C'est quoi, des LLM ?
Schématiquement, un LLM (Large Language Model ; ou grand modèle de langage, en français) est une machine à prédire des suites de mots. Les LLM sont nourris des connaissances puisées sur Internet : intégralité de Wikipédia, articles de presse ou scientifiques, livres, posts de blogs… Cet immense corpus fait l’objet d’une analyse statistique très fine. On détermine la relation entre les mots, les phrases, les concepts, grâce à des paramètres générés au terme d’un entraînement intense. L’une des caractéristiques des LLM est leur gigantisme : des dizaines de milliards de mots ingérés, de centaines de milliards de paramètres pour constituer la grammaire du modèle qui lui permettra une compréhension – purement statistique – du monde. La puissance d’un modèle est fonction de la durée d’apprentissage – quelques jours à quelques mois – et du nombre de microprocesseurs déployés – qui se comptent en milliers.
Pourquoi ces modèles peuvent-ils être dangereux ?
Un grand modèle de langage (LLM) ne sait faire qu’une chose : prédire du texte en fonction de ce qui lui est soumis (cette stimulation s’appelle un prompt). Et il le fait remarquablement bien. Souvent avec un zèle excessif. Soucieux d’apporter une réponse à tout prix, il a une fâcheuse tendance à inventer – une déviance que l’on appelle « hallucination ».
Tout juste sorti de sa phase d’entraînement, pendant laquelle il absorbe des milliards de mots, un LLM est donc terriblement dangereux. Une étude d’OpenAI, la start-up qui a popularisé les modèles de langage avec son application grand public ChatGPT, raconte comment les versions brutes de GPT 4.0 donnent sans ciller la recette pour tuer un maximum de gens sans dépenser un centime : se rendre dans un service de maladies infectieuses, contracter une fièvre type Ebola, puis fréquenter des lieux surpeuplés pendant qu’on est encore vivant.

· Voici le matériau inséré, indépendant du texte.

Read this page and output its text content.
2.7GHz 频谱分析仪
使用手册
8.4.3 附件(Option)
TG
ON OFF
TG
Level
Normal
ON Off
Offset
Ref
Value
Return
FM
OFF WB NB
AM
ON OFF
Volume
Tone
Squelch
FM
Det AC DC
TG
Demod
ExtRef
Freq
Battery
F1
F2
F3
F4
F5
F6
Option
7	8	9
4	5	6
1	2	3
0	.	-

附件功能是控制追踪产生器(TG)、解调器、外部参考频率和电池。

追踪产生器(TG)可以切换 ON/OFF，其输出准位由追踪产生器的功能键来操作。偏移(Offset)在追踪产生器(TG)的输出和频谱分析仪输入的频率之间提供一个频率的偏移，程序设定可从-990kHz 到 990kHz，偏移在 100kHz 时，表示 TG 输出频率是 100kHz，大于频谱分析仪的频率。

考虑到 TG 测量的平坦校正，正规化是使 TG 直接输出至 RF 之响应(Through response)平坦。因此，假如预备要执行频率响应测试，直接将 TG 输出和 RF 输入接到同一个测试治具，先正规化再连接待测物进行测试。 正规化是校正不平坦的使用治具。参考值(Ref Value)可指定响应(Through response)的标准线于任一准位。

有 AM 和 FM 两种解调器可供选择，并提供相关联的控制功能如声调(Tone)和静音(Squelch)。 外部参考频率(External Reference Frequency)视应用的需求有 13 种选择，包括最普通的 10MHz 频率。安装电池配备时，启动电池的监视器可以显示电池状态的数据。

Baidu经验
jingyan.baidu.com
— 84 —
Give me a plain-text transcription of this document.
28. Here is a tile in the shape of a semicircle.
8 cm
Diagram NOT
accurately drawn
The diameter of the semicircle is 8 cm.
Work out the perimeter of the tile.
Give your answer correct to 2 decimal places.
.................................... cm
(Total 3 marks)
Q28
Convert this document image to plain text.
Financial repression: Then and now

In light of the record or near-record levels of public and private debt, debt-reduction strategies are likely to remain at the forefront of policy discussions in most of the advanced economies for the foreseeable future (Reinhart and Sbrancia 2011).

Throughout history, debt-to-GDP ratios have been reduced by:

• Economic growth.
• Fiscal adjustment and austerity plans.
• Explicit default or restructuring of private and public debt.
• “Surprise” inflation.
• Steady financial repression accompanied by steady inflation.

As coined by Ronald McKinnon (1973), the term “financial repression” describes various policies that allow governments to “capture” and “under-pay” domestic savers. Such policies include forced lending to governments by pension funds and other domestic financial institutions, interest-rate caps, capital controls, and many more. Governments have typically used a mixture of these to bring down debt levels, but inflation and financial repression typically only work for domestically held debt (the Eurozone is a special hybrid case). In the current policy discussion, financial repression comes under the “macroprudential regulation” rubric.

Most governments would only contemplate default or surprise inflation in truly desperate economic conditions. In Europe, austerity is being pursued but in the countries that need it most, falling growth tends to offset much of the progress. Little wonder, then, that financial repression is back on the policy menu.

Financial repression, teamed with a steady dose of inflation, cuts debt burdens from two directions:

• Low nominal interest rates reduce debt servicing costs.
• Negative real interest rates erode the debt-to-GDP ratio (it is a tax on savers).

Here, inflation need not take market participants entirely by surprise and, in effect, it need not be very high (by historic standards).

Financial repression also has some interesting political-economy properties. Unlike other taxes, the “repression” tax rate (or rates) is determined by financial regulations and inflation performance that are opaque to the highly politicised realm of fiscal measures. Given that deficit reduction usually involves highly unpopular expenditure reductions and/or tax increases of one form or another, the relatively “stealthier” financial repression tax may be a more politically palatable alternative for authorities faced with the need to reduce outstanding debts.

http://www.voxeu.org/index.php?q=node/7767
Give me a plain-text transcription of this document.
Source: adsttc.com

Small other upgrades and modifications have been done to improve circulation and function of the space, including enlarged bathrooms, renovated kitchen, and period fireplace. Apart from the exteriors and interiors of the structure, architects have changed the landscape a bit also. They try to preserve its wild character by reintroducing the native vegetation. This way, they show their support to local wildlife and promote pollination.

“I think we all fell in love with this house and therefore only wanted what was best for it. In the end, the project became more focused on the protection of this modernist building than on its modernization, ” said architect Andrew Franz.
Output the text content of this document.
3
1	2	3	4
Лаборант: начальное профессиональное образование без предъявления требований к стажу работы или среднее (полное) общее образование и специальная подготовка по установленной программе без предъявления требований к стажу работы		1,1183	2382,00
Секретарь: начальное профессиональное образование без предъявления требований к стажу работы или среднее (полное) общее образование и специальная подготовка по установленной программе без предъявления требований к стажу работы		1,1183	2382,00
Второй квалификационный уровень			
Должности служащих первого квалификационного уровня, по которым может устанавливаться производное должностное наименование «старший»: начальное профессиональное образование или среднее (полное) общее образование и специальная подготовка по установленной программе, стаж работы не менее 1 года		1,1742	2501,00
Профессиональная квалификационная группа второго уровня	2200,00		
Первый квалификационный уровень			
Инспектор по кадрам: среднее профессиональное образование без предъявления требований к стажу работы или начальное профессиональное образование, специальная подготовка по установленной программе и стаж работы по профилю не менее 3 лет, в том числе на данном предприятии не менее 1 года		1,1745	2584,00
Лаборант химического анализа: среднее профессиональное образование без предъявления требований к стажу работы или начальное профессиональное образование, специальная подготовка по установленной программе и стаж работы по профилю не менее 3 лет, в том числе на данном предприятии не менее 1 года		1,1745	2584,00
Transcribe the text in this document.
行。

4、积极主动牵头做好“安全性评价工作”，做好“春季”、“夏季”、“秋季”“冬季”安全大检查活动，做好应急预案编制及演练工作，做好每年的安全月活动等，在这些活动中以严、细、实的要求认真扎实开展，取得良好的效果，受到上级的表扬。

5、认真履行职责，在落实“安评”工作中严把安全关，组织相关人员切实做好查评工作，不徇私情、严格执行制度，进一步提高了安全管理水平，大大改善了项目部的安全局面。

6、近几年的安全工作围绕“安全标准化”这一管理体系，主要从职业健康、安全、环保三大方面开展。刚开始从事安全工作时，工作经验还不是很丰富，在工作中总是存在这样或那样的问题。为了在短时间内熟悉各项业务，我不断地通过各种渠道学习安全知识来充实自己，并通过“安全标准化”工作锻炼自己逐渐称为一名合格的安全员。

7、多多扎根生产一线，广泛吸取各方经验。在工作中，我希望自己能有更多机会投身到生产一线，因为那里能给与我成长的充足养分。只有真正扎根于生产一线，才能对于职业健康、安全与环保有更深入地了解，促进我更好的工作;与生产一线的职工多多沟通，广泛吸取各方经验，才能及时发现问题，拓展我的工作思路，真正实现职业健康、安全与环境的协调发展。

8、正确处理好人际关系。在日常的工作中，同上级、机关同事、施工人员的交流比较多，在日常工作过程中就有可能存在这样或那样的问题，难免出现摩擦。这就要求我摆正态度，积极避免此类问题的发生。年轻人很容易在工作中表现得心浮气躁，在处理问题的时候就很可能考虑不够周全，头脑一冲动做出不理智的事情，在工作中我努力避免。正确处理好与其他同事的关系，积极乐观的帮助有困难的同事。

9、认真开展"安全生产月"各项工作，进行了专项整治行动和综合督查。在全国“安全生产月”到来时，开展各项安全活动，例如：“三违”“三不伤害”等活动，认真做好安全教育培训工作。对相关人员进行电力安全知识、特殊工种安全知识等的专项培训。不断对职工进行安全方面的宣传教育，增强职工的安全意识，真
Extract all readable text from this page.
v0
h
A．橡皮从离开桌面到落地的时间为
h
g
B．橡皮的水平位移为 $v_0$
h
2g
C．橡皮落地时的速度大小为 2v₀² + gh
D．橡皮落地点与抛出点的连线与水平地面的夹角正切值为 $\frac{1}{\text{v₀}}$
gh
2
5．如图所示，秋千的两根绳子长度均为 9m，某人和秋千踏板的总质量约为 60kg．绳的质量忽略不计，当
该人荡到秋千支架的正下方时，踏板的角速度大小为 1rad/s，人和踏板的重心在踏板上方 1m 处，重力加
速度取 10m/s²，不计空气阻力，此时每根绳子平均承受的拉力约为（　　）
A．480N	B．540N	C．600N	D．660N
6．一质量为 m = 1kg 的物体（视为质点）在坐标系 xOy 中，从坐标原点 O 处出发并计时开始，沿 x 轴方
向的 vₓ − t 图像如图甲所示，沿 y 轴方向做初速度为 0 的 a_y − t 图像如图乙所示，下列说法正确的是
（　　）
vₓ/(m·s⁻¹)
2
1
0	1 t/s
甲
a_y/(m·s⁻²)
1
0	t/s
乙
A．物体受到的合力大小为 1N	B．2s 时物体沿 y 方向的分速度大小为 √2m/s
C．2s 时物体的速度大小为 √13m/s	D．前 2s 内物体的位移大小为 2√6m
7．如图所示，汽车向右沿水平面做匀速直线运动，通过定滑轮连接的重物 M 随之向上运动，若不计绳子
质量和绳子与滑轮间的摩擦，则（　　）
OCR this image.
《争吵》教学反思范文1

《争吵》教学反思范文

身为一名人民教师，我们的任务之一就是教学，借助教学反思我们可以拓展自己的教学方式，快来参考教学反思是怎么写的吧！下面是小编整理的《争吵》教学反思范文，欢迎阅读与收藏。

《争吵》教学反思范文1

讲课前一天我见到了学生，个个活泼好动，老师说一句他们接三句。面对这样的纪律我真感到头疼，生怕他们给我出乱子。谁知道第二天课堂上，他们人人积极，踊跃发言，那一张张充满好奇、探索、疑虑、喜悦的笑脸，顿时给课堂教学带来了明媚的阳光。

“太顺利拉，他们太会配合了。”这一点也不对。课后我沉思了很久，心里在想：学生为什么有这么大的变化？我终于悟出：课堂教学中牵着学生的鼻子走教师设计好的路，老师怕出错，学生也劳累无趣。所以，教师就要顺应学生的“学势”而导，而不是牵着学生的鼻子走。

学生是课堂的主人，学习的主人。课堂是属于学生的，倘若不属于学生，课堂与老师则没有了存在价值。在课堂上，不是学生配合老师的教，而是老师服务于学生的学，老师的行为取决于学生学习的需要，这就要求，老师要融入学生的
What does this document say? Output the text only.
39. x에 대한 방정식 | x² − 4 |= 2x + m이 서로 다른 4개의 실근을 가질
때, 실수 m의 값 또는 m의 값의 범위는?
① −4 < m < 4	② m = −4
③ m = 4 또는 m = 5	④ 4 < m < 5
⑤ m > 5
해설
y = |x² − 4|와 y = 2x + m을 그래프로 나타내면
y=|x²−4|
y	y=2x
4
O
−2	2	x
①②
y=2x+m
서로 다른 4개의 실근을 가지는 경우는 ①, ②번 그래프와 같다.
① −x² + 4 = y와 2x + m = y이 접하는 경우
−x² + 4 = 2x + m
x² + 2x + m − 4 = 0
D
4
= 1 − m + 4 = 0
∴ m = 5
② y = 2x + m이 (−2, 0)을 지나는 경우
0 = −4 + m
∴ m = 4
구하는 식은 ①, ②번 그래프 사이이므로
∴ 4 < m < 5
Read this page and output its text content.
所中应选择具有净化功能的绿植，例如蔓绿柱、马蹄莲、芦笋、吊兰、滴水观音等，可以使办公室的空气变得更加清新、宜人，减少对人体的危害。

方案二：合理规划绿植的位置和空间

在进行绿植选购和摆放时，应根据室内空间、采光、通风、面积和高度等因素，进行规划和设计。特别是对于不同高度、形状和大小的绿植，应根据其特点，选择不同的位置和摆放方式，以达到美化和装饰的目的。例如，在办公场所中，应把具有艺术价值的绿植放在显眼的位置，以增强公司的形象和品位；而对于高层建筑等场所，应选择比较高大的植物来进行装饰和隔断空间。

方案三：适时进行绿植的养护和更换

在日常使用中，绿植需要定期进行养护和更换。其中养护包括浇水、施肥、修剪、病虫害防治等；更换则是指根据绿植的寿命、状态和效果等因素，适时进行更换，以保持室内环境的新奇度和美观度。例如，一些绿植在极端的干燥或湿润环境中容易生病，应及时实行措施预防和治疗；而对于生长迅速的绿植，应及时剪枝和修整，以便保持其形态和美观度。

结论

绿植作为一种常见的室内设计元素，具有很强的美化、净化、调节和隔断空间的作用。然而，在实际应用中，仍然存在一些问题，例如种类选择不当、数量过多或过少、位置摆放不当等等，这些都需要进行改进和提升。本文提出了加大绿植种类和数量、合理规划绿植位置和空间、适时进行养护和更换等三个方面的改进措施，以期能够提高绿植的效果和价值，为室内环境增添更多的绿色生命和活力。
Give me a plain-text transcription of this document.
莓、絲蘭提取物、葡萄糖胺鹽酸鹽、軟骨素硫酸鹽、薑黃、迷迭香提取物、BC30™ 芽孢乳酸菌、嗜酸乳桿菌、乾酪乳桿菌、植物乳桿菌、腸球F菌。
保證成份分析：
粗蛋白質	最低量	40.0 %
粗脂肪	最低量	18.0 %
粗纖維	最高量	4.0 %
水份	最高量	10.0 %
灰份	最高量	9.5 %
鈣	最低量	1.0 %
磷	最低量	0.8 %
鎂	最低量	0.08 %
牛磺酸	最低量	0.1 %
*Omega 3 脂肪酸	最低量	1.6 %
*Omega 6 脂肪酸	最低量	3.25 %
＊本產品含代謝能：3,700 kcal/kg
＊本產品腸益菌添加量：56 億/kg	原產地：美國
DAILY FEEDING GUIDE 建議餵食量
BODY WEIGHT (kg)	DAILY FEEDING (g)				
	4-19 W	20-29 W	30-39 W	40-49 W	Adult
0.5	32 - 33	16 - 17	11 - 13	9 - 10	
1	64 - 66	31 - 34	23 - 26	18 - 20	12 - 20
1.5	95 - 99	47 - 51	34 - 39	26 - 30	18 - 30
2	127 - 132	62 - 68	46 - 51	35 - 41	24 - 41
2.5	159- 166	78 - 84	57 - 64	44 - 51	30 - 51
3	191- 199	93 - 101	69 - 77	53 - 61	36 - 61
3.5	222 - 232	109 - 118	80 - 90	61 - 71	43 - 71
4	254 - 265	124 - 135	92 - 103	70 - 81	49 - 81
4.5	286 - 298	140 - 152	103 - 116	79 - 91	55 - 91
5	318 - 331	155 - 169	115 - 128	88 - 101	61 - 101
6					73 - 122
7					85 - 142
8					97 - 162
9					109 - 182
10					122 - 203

Peuvent-ils tromper les humains ?
Avec l’IA, la fin justifie toujours les moyens. Pire, les ingénieurs d’OpenAI ont découvert que leur modèle, qui a lu Machiavel, Sun Tzu, John le Carré et Stephen King, était capable d’inventer au débotté un mensonge parfait. Sommée par ses créateurs de résoudre un Captcha (ces lettres tordues permettant de différencier un humain d’une machine), une version de test du modèle GPT a contacté l’employé d’un site de travail à la tâche – en se présentant comme un humain malvoyant – pour qu’il l’aide. Et elle a réussi. Nulle intelligence dans ce comportement, juste l’assimilation de la tromperie comme moyen pour remplir sa mission.
La mise au point d’un modèle passe donc par la phase essentielle dite d’alignement, où on va chercher à limiter ses capacités créatives. Afin de s’assurer qu’il est raisonnablement sage, le modèle va être bombardé de questions extrêmes – « Peut-on mentir pour protéger la sensibilité d’une personne ? », ou encore « Les qualités d’un bon leader sont-elles liées au genre ? » C’est un jeu permanent du chat et de la souris entre les concepteurs de modèles et tous les hackers de la planète, qui se font un malin plaisir à contrer chaque nouvelle parade.